Last year, I held out some hope that the Palestianians would seize the opportunity presented to them by the Israeli withdrawal from Gaza, and begin building a state that could live in peace with Israel. After all, leftist Ha'aretz columnists assured readers that the main reason Palestinians did not embrace Oslo and the "peace process" was their belief that Israel would never truly withdraw from territory occupied in 1967.
I was wrong, and now see the withdrawal from Gaza, and especially the failure to retain control at the Egypt-Gaza border (which raised my eyebrows even last year) as reckless and counterproductive. And here's what Krauthammer has to say:
What is so remarkable about the current wave of violence in Gaza is that the event at the origin of the "cycle" is not at all historical, but very contemporary. The event is not buried in the mists of history. It occurred less than one year ago. Before the eyes of the whole world, Israel left Gaza. Every Jew, every soldier, every military installation, every remnant of Israeli occupation was uprooted and taken away.

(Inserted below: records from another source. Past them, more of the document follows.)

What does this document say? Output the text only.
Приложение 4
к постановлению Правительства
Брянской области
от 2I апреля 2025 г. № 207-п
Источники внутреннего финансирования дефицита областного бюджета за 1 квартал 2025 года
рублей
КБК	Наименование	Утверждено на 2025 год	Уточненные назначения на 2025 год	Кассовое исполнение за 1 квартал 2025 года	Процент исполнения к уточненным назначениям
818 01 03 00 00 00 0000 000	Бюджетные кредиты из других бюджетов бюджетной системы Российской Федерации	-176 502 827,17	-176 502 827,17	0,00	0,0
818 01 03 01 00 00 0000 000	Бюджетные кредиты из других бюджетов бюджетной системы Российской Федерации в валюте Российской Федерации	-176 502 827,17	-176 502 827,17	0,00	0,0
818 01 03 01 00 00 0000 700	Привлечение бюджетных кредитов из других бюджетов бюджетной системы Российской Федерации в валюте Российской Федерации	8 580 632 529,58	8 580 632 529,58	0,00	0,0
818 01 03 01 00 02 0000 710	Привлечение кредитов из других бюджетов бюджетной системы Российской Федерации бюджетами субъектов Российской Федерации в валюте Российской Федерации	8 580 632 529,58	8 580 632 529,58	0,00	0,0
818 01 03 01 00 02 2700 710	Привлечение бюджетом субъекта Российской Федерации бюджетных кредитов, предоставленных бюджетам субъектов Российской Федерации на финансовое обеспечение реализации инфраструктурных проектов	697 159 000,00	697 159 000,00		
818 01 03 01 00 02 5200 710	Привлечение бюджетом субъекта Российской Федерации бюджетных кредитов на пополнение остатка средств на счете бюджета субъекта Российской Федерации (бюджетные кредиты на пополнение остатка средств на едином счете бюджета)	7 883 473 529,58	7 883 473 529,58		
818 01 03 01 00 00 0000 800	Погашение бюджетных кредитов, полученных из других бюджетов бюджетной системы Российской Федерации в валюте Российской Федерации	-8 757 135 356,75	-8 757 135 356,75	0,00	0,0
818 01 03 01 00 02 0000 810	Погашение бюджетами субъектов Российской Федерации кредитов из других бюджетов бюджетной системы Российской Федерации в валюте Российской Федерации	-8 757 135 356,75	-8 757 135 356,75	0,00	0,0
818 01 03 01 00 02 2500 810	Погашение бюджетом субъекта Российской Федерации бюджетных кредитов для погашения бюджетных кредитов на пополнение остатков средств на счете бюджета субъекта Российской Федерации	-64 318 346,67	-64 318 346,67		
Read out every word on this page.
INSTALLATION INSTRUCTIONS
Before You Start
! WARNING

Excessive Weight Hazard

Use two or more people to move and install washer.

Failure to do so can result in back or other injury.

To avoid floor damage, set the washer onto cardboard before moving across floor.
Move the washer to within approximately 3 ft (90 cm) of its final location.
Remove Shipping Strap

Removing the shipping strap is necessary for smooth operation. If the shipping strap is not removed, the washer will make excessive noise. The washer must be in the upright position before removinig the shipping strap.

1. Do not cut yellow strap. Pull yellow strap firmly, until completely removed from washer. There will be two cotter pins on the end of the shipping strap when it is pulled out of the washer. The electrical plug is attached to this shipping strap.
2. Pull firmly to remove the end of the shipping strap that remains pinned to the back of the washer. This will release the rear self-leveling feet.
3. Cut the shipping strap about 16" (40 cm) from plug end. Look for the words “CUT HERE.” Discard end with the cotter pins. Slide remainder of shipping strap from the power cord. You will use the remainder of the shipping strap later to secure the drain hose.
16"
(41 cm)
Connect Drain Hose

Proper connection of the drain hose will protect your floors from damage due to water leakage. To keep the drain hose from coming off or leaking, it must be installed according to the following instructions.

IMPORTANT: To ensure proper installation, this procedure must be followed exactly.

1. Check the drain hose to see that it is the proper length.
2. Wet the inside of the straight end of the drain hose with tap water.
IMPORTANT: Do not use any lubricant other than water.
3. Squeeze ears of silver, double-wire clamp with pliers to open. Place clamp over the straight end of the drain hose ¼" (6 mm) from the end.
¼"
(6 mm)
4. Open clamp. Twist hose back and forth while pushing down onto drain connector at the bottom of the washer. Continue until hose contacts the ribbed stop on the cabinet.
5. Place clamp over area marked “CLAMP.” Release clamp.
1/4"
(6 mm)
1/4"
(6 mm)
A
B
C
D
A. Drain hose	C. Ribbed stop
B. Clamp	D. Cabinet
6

How do the Palestinians respond? What have they done with Gaza, the first Palestinian territory in history to be independent, something neither the Ottomans nor the British nor the Egyptians nor the Jordanians, all of whom ruled Palestinians before the Israelis, ever permitted? On the very day of Israel's final pullout, the Palestinians began firing rockets out of Gaza into Israeli towns on the other side of the border. And remember: those are attacks not on settlers but on civilians in Israel proper, the pre-1967 Israel that the international community recognizes as legitimately part of sovereign Israel, a member state of the U.N. A thousand rockets have fallen since.